HCA and Chock contend that reasonable disbursements for FAX transmissions are taxable costs. We agree. HRS § 607-9 includes within the definition of taxable costs "[a]ll actual disbursements, including but not limited to, ..., intrastate long distance telephone charges[.]" A fortiori, it includes the actual disbursement of interstate long distance telephone charges. We take judicial notice that FAX transmissions occur by way of intrastate and interstate telephone lines.

Bjornen contends that HCA and Chock failed their burden of showing that the FAX transmission expenses were reasonably incurred. We disagree. Their counsel's unchallenged representation to the circuit court that "the faxes were sent to Bjornen's counsel and State Farm's counsel in preparation of a conference call to settle the entire dispute," was sufficient.

C. Did the Circuit Court Abuse Its Discretion When It Awarded the Taxable Costs?

In her Opening Brief, Bjornen states in relevant part as follows:

[P]ossibly because of the settlement with State Farm, the trial court granted [HCA's and Chock's] motion for judgment on the pleadings or summary judgment (without specifying which it was granting). [Bjornen] chose not to appeal. [The circuit court] should have considered the equities of the case, including whether or not [HCA's and Chock's] motion was providently granted, in deciding costs.

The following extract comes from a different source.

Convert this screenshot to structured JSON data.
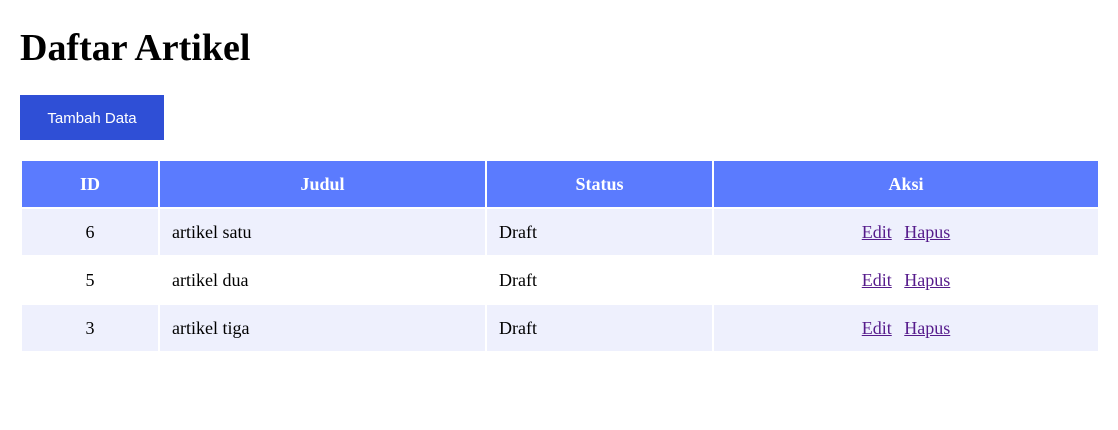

As noted above, the May 20, 1993 Judgment was in favor of HCA and Chock on the merits and stated that they are entitled to costs. Although Bjornen did not appeal, she now contends that the circuit court should have concluded that it erred when it entered the May 20, 1993 Judgment and, in the light of that conclusion, denied the award of any costs, or reduced them. Assuming the circuit court has the discretion to consider and reconsider such matters, we conclude that the circuit court did not abuse its discretion in this case.


With respect to the circuit court's August 16, 1993 Order Granting Defendants Herbert Chock & Associates, Inc., and Herbert Chock's Taxation of Costs Filed on June 1, 1993, we strike the part that awards $3,168.22 for the cost of using WESTLAW, and we affirm all other parts.

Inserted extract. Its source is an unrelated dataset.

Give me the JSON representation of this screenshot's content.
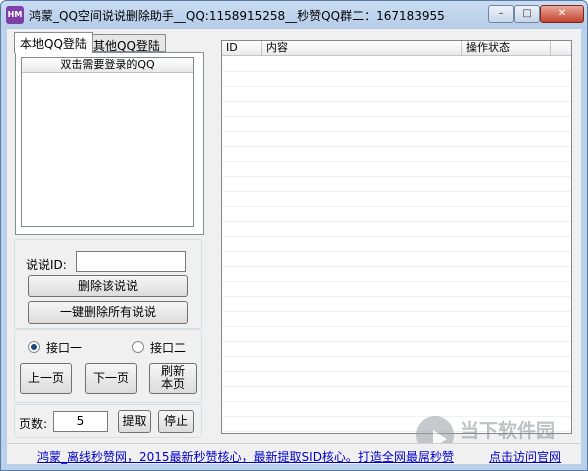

[1] Bjornen also asks that we remand this case to the circuit court "with an indication that it should consider a motion from BJORNEN for [Hawai`i Rules of Civil Procedure (HRCP)] Rule 11 attorney's fees and costs against CHOCK for having to argue and appeal an issue that has already been decided by clear and logical precedent."

HRCP Rule 11 states in relevant part as follows:

The signature of an attorney or party constitutes a certificate by him that ... to the best of his knowledge, information, and belief formed after reasonable inquiry it is well grounded in fact and is warranted by existing law or a good faith argument for the extension, modification, or reversal of existing law.... If a pleading, motion, or other paper is signed in violation of this rule, the court, upon motion or upon its own initiative, shall impose upon the person who signed it, a represented party, or both, an appropriate sanction, ....

Hawai`i Rules of Appellate Procedure Rule 38 states as follows:

Frivolous appeals.

If a Hawaii [Hawai`i] Appellate court shall determine that an appeal decided by it was frivolous, it may award damages including reasonable attorneys' fees and costs to the appellee.

We do not know why Bjornen seeks relief under HRCP Rule 11 rather than HRAP Rule 38. Regardless, neither rule is implicated by the facts of this case. This court in Tradewinds Hotel, Inc., 8 Haw. 256, 271 n. 12, 799 P.2d 60, 69 n. 12 (1990), concluded that the April 7, 1989 amendment to Hawai`i Revised Statutes § 607-9 abrogated nearly all the Hawai`i case law regarding costs. There has been no subsequent Hawai`i authority on point. Moreover, as our discussion of the WESTLAW cost issue in this case indicates, foreign precedent is not unanimous.

[2] LEXIS is a computerized legal research service. LEXIS is a registered trademark of Reed Elsevier Properties Inc.